I don’t give a shit about Lieberman’s opposition. He’s just confirming everything we ever said about him. In fact, it’s kind of nice seeing the Beltway and congressional Democrats start to finally understand who the real Lieberman is. But I never expected anything less from him, so pretending that this is some weird grudge match minimizes what are serious policy disagreements. Lieberman may be petty about this, but I’m not. I settle those grudges on the electoral battlefield, not the policy one.

And it’s clear, we’ve been fighting this fight long before Lieberman decided to shine the spotlight on himself.

JW: My arguments against the current bill were all made long before Joe Lieberman was empowered by Harry Reid to remove the public option. Now that the public option has been removed, the regulations have been weakened and the excise tax remains, I think the bill will do more long term harm than good when it comes to health care reform. FDL drew the line in the sand on the public option close to 6 months ago. This is not anger — this is long-term planning.

I know Markos and consider him a friend; I don’t know Jon but always find him level-headed. So, this is not meant to implicate them.
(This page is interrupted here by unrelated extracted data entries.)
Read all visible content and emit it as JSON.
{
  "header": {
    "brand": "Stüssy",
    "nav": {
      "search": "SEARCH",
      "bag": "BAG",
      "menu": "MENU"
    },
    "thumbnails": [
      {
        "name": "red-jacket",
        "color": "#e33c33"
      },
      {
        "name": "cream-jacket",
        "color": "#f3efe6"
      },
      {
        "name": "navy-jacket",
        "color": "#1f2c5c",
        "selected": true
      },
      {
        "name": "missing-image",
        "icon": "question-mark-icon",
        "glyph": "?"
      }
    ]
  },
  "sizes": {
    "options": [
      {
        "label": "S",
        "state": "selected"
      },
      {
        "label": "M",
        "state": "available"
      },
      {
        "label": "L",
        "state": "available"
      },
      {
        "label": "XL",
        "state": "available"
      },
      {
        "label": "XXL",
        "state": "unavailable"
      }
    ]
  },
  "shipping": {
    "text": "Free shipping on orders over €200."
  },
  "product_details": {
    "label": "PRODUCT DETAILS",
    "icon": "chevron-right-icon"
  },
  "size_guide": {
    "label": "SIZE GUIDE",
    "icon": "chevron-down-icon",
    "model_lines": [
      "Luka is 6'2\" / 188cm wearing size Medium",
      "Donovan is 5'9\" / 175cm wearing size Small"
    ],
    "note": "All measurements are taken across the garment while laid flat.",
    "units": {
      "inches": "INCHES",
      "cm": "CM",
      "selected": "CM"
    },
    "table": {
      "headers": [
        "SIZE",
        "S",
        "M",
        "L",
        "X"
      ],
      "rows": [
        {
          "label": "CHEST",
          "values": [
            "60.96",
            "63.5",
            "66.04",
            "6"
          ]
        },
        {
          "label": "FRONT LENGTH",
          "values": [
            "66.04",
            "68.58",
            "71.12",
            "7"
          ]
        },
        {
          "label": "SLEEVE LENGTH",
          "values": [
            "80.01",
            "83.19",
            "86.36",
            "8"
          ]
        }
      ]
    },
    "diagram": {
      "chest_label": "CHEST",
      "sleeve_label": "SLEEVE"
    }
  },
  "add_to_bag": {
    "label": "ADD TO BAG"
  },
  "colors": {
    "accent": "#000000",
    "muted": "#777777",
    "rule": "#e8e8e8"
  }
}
Nor am I going to go about trying to illustrate for you exactly which arguments against the bill were or weren’t made out of spite.

But I’ve never seen things get quite so personal — I’ve gotten as many nasty comments and e-mails from Democrats on this issue as I have in the past six months from conservatives (on all issues). That emotion is a factor in this debate seems self-evident to me. I do somewhat regret egging things on with a deliberately provocative headline on Tuesday. But I would urge everyone to take a deep, deep breath, to the extent possible.

Nate Silver founded and was the editor in chief of FiveThirtyEight.